2. RabbitMQ Hands-on (Python)
We use the pika library for Python.
- Setup Environment:
python3 -m venv venv source venv/bin/activate pip install -r requirements.txt
🛠 Pattern A: Point-to-Point (Work Queues)
- Concept: Load balancing tasks between multiple workers.
- Run:
- Tab 1:
python rabbitmq_consumer.py - Tab 2:
python rabbitmq_consumer.py - Tab 3:
python rabbitmq_producer.py
- Tab 1:
- Observation: Tasks are distributed Round-Robin. Only one worker processes any given task.
📣 Pattern B: Pub/Sub (Fanout)
- Concept: Broadcasting the same message to everyone.
- Run:
- Tab 1:
python rabbitmq_fanout_consumer.py - Tab 2:
python rabbitmq_fanout_consumer.py - Tab 3:
python rabbitmq_fanout_producer.py
- Tab 1:
- Observation: Both listeners receive the exact same announcement simultaneously.
🚦 Pattern C: Selective Routing (Direct)
- Concept: Filtering messages based on severity/type.
- Run:
- Tab 1 (Critical):
python rabbitmq_routing_consumer.py error critical - Tab 2 (General):
python rabbitmq_routing_consumer.py info - Tab 3:
python rabbitmq_routing_producer.py
- Tab 1 (Critical):
- Observation: Tab 1 ignores "User logged in" but catches the "DATABASE LOST" alert. Selective filtering in action.
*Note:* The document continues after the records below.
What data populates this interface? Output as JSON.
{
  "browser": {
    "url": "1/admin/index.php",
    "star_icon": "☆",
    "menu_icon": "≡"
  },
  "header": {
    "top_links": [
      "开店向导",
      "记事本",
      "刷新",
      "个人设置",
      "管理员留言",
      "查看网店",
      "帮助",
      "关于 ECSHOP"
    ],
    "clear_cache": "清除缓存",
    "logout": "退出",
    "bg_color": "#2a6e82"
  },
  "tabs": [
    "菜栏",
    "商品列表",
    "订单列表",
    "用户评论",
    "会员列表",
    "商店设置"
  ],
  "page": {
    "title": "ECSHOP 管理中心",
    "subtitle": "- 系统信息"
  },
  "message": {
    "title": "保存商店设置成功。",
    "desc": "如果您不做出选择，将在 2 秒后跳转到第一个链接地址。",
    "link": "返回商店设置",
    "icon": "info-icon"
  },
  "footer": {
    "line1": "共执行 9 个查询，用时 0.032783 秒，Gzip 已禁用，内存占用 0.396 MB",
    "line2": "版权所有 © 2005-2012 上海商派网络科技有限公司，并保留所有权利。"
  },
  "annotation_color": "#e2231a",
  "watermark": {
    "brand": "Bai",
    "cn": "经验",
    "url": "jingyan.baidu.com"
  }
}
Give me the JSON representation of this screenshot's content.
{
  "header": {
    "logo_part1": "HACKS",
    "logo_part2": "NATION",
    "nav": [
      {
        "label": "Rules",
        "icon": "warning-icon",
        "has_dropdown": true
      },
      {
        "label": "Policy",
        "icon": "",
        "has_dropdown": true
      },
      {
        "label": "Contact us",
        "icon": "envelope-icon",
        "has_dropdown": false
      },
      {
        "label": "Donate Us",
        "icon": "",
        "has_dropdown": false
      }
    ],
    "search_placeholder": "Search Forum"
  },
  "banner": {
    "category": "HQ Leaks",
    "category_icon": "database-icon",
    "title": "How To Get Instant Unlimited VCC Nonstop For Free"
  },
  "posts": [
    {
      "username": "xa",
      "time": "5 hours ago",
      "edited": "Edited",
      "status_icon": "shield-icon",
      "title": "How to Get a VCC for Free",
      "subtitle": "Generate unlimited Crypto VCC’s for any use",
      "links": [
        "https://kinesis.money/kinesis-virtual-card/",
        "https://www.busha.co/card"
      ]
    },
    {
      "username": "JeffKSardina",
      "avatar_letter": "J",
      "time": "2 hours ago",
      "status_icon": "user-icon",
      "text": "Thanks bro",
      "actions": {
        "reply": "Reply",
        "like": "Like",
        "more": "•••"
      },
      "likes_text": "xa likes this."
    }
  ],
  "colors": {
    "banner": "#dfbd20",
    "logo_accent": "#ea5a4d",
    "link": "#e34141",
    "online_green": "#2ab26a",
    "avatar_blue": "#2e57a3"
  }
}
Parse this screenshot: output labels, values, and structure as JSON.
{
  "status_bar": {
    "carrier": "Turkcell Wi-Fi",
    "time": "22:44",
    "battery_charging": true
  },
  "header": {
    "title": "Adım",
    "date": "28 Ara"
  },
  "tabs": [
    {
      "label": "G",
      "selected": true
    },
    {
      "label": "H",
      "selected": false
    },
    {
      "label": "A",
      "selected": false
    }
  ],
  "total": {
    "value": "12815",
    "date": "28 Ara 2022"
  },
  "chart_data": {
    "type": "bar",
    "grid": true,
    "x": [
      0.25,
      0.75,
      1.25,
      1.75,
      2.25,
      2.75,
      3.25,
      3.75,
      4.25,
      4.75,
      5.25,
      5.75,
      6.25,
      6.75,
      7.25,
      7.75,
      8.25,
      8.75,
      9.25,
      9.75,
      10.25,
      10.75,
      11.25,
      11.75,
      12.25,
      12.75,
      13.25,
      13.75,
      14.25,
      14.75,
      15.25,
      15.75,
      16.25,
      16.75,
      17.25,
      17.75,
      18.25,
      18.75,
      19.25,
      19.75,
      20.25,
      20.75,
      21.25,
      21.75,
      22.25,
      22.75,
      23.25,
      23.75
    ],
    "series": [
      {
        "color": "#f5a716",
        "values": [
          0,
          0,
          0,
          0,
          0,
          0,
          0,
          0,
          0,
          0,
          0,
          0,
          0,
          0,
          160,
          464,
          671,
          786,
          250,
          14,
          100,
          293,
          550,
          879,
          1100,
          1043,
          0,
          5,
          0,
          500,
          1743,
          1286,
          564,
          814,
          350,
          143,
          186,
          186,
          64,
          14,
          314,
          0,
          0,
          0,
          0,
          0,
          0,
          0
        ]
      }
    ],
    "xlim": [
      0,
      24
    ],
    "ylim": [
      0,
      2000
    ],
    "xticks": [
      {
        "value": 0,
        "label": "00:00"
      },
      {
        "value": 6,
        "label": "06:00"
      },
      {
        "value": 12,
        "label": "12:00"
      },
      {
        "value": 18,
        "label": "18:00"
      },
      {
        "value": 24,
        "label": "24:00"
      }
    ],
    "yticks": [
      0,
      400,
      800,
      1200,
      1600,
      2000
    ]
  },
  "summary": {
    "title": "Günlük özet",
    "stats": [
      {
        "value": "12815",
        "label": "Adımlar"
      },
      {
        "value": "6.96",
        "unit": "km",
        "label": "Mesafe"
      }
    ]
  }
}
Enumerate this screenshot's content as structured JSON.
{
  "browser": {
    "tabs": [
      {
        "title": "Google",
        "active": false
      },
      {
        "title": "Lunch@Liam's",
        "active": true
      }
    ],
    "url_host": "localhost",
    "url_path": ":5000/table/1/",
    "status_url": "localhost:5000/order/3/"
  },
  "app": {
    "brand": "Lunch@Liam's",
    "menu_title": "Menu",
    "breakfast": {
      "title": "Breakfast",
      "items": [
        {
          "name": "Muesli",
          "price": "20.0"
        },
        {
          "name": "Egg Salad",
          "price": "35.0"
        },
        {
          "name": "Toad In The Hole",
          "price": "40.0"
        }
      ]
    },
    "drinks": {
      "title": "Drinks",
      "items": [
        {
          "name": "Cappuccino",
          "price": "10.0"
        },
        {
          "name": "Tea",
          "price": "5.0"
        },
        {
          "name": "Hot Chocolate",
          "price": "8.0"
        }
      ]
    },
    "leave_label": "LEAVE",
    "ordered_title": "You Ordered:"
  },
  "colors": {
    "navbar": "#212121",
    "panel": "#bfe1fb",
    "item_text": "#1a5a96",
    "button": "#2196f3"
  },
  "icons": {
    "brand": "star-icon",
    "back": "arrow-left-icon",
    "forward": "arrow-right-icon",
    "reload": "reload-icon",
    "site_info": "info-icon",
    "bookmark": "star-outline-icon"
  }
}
🏷 Pattern D: Advanced Routing (Topics)
- Concept: Hierarchical filtering using wildcards (
*,#). - Run:
- Tab 1:
python rabbitmq_topic_consumer.py "music.rock.*" - Tab 2:
python rabbitmq_topic_consumer.py "#"(Everything) - Tab 3:
python rabbitmq_topic_producer.py
- Tab 1:
- Observation: Tab 1 gets
music.rock.classicbut missesmusic.pop.hits. Tab 2 gets everything.
📞 Pattern E: Request/Reply (RPC)
- Concept: Synchronous-style communication over an async broker.
- Run:
- Tab 1 (Server):
python rabbitmq_rpc_server.py - Tab 2 (Client):
python rabbitmq_rpc_client.py
- Tab 1 (Server):
- Observation: The client "pauses" and waits for the server to return the specific metadata for the requested track.